Raf Simons para Dior primavera-verano 2013: lo que se ha dicho

El desfiles de Raf Simons para Christian Dior primavera-verano 2013 era uno de los más esperados por crítica y público en esta edición de la Semana de la moda de París. Todos querían ver (y comentar) como se desenvolvía el diseñador belga al frente de la colección ready-to-wear de la firma francesa. Y por lo que parce, Bernard Arnault y Sidney Toledano, podéis estar tranquilos.
Mr. Simons’s Dior show was a fantastic treat because he knew what he wanted to achieve and he did it with precision. He essentially continued with the styles of his July couture show, but he gave more attention to a Dior day look — something that the house, unlike its rival Chanel, has fumble with. In doing so, Mr. Simons supplied Dior with the clearest road map for ready-to-wear it has had in years.
The Schubert piece that was playing as invitees entered the huge, purpose-built salons where Raf Simons showed his first ready-to-wear collection for Dior today was familiar, especially to fans of The Hunger, David Bowie’s 1983 vampire movie. Simons is an ardent Bowie-phile, and the very individual choice of music was the first sign that the designer was about to impress his personality on the massive edifice that is Dior. Where Galliano achieved the same thing by amping up the house till it matched his own delirious, romantic, saturatingly sensual historicism, Simons took a long, cool look at the heritage and found the strictness, the rigor, and a different kind of sensuality.
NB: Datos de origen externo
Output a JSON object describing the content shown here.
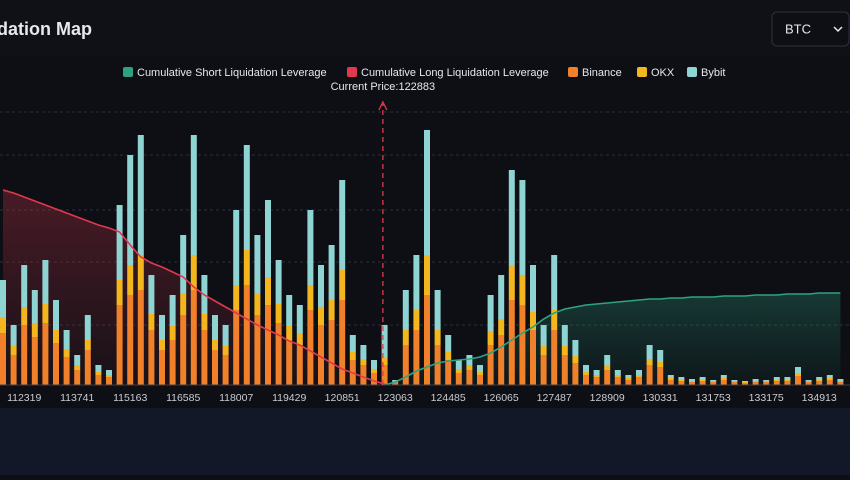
{
  "controls": {
    "symbol": "BTC"
  },
  "chart_data": {
    "type": "bar",
    "stacked": true,
    "title": "Liquidation Map",
    "annotation": {
      "text": "Current Price:122883",
      "value": 122883
    },
    "categories": [
      null,
      null,
      "112319",
      null,
      null,
      null,
      null,
      "113741",
      null,
      null,
      null,
      null,
      "115163",
      null,
      null,
      null,
      null,
      "116585",
      null,
      null,
      null,
      null,
      "118007",
      null,
      null,
      null,
      null,
      "119429",
      null,
      null,
      null,
      null,
      "120851",
      null,
      null,
      null,
      null,
      "123063",
      null,
      null,
      null,
      null,
      "124485",
      null,
      null,
      null,
      null,
      "126065",
      null,
      null,
      null,
      null,
      "127487",
      null,
      null,
      null,
      null,
      "128909",
      null,
      null,
      null,
      null,
      "130331",
      null,
      null,
      null,
      null,
      "131753",
      null,
      null,
      null,
      null,
      "133175",
      null,
      null,
      null,
      null,
      "134913",
      null,
      null
    ],
    "ylim": [
      0,
      260
    ],
    "y2lim": [
      0,
      260
    ],
    "series": [
      {
        "name": "Cumulative Short Liquidation Leverage",
        "type": "line",
        "axis": "y2",
        "color": "#2fa283",
        "values": [
          null,
          null,
          null,
          null,
          null,
          null,
          null,
          null,
          null,
          null,
          null,
          null,
          null,
          null,
          null,
          null,
          null,
          null,
          null,
          null,
          null,
          null,
          null,
          null,
          null,
          null,
          null,
          null,
          null,
          null,
          null,
          null,
          null,
          null,
          null,
          null,
          0,
          3,
          8,
          14,
          18,
          22,
          24,
          25,
          26,
          28,
          32,
          38,
          45,
          52,
          58,
          66,
          72,
          76,
          78,
          80,
          81,
          82,
          83,
          84,
          85,
          86,
          86,
          87,
          87,
          88,
          88,
          88,
          89,
          89,
          89,
          90,
          90,
          90,
          91,
          91,
          91,
          92,
          92,
          92
        ]
      },
      {
        "name": "Cumulative Long Liquidation Leverage",
        "type": "line",
        "axis": "y2",
        "color": "#e0394f",
        "values": [
          195,
          192,
          188,
          184,
          180,
          176,
          172,
          168,
          164,
          160,
          157,
          153,
          140,
          128,
          122,
          118,
          113,
          108,
          98,
          90,
          84,
          78,
          72,
          66,
          60,
          55,
          50,
          44,
          40,
          34,
          28,
          22,
          16,
          12,
          8,
          4,
          1,
          null,
          null,
          null,
          null,
          null,
          null,
          null,
          null,
          null,
          null,
          null,
          null,
          null,
          null,
          null,
          null,
          null,
          null,
          null,
          null,
          null,
          null,
          null,
          null,
          null,
          null,
          null,
          null,
          null,
          null,
          null,
          null,
          null,
          null,
          null,
          null,
          null,
          null,
          null,
          null,
          null,
          null,
          null
        ]
      },
      {
        "name": "Binance",
        "type": "bar",
        "color": "#f0802a",
        "values": [
          52,
          30,
          60,
          48,
          62,
          42,
          28,
          15,
          35,
          10,
          8,
          80,
          90,
          95,
          55,
          35,
          45,
          70,
          95,
          55,
          35,
          30,
          75,
          100,
          70,
          80,
          62,
          45,
          40,
          75,
          60,
          65,
          85,
          25,
          20,
          12,
          20,
          3,
          40,
          55,
          90,
          40,
          25,
          12,
          15,
          10,
          40,
          50,
          85,
          80,
          55,
          30,
          55,
          30,
          22,
          10,
          8,
          15,
          8,
          5,
          8,
          20,
          18,
          5,
          4,
          3,
          4,
          3,
          5,
          3,
          2,
          3,
          3,
          4,
          4,
          9,
          3,
          4,
          5,
          3
        ]
      },
      {
        "name": "OKX",
        "type": "bar",
        "color": "#f3b61f",
        "values": [
          16,
          9,
          18,
          14,
          19,
          13,
          8,
          5,
          10,
          3,
          2,
          25,
          30,
          35,
          16,
          10,
          14,
          22,
          35,
          16,
          10,
          9,
          25,
          35,
          22,
          28,
          19,
          14,
          12,
          25,
          18,
          20,
          30,
          8,
          6,
          4,
          8,
          1,
          15,
          20,
          40,
          15,
          8,
          4,
          5,
          3,
          14,
          16,
          35,
          30,
          18,
          9,
          20,
          9,
          7,
          3,
          2,
          5,
          2,
          2,
          2,
          6,
          5,
          2,
          1,
          1,
          1,
          1,
          2,
          1,
          1,
          1,
          1,
          1,
          1,
          3,
          1,
          1,
          2,
          1
        ]
      },
      {
        "name": "Bybit",
        "type": "bar",
        "color": "#8fd3d3",
        "values": [
          37,
          21,
          42,
          33,
          44,
          30,
          19,
          10,
          25,
          7,
          5,
          75,
          110,
          120,
          39,
          25,
          31,
          58,
          120,
          39,
          25,
          21,
          75,
          105,
          58,
          77,
          44,
          31,
          28,
          75,
          42,
          55,
          90,
          17,
          14,
          9,
          32,
          1,
          40,
          55,
          125,
          40,
          17,
          9,
          10,
          7,
          36,
          44,
          95,
          95,
          47,
          21,
          55,
          21,
          16,
          7,
          5,
          10,
          5,
          3,
          5,
          14,
          12,
          3,
          3,
          2,
          3,
          1,
          3,
          1,
          1,
          2,
          1,
          3,
          3,
          6,
          1,
          3,
          3,
          2
        ]
      }
    ]
  }
}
It was fascinating to see Simons’s continued evolution at the House, this time around with more time to study and refine the codes established by Dior himself, and he rose quietly and elegantly to the challenge of reinterpreting Dior’s bravura signatures, such as those dramatic seasonal changes of “line,” the refinement and sophistication of technique (some of them Victorian revivals), and the lavish fabrications and embellishments—in a way that remains potent and enticing for a twenty-first-century woman.
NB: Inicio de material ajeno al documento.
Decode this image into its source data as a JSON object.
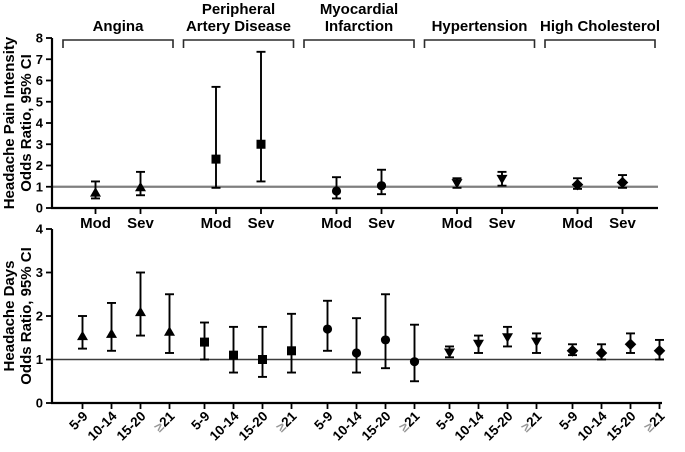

His debut at Dior on Friday was so exhaustingly spectacular that the faces of guests looked strained from taking it all in. It was almost too much to bear: extravagantly draped ultra-mini dresses for evening were worn over business-like black shorts, suggesting a new ease with evening wear. Pleats – intricate and spaced unevenly on sheath dresses and skirts – gave movement to clothes that would be at home in the boardroom, but had the power of serious fashion.
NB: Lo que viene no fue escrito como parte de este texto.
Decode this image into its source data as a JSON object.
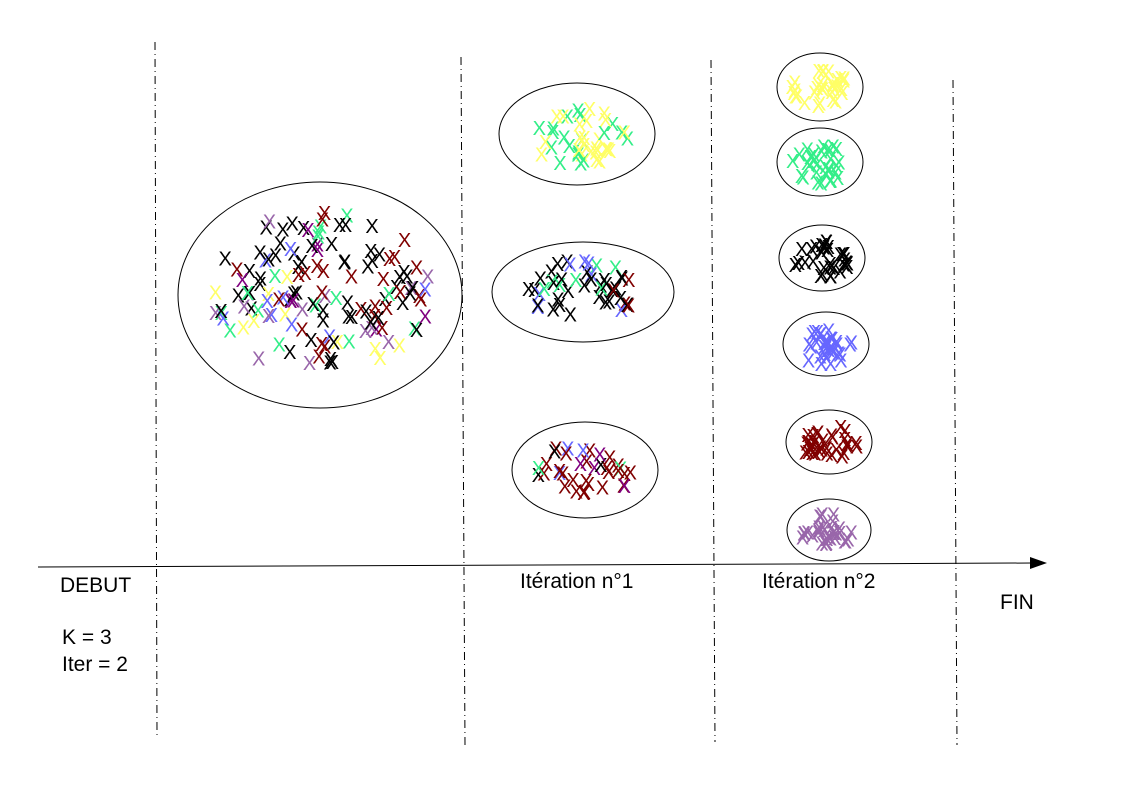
{
  "labels": {
    "start": "DEBUT",
    "k": "K = 3",
    "iter": "Iter = 2",
    "iteration1": "Itération n°1",
    "iteration2": "Itération n°2",
    "end": "FIN"
  },
  "marker": "X",
  "colors": {
    "black": "#000000",
    "darkred": "#800000",
    "green": "#33ee88",
    "yellow": "#ffff66",
    "blue": "#6666ff",
    "mauve": "#9966aa",
    "purple": "#800080",
    "axis": "#000000"
  },
  "stages": [
    {
      "label_key": "start",
      "cluster_count": 1
    },
    {
      "label_key": "iteration1",
      "cluster_count": 3
    },
    {
      "label_key": "iteration2",
      "cluster_count": 6
    },
    {
      "label_key": "end",
      "cluster_count": 0
    }
  ]
}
International Herald Tribune / Suzy Menkes:
It was the roar that went up backstage behind the wafting pastel curtains, echoing the clapping in the graceful interlocking salons, that proved the designer Raf Simons had exceeded all expectations.
His Dior show for summer 2013 was a triumph of 21st-century modernism, with all the codes of purity and simplicity challenged.
Financial Times / Vanessa Friedman:
With these clothes Simons was, in effect, proving you don’t have to boil lushness away to find the essence of a garment or to be able to move freely in the world.
This was overt, in a statement that described the show as “breaking through the notion of ‘anti-sex’ attached to the restriction of minimalism . . . an embracing of the sexual, emotional, sensual and feminine.”
And it was covert, in clothes that married cool functionality to traditional extravagance in a meeting of equals.
And this collection – a resounding success – was full of what looked like little chapters, but ones with a clear vision at the end of them: namely that Simons was a very good choice for Dior.

A mi personalmente me pareció una gran clección, Raf Simons ha sacado a la luz la imagen mas fresca y joven de la mujer Dior, que despues de 66 años de la firma resulta enriquecedor…Caray con Raf!!
A mi también me están gustando mucho sus diseños. Sigue fiel al espíritu del creador, pero ha sabido renovarlo. Las comparaciones con Galliano siempre van a estar ahí, así que lo mejor es ignorarlas. Larga vida a Dior!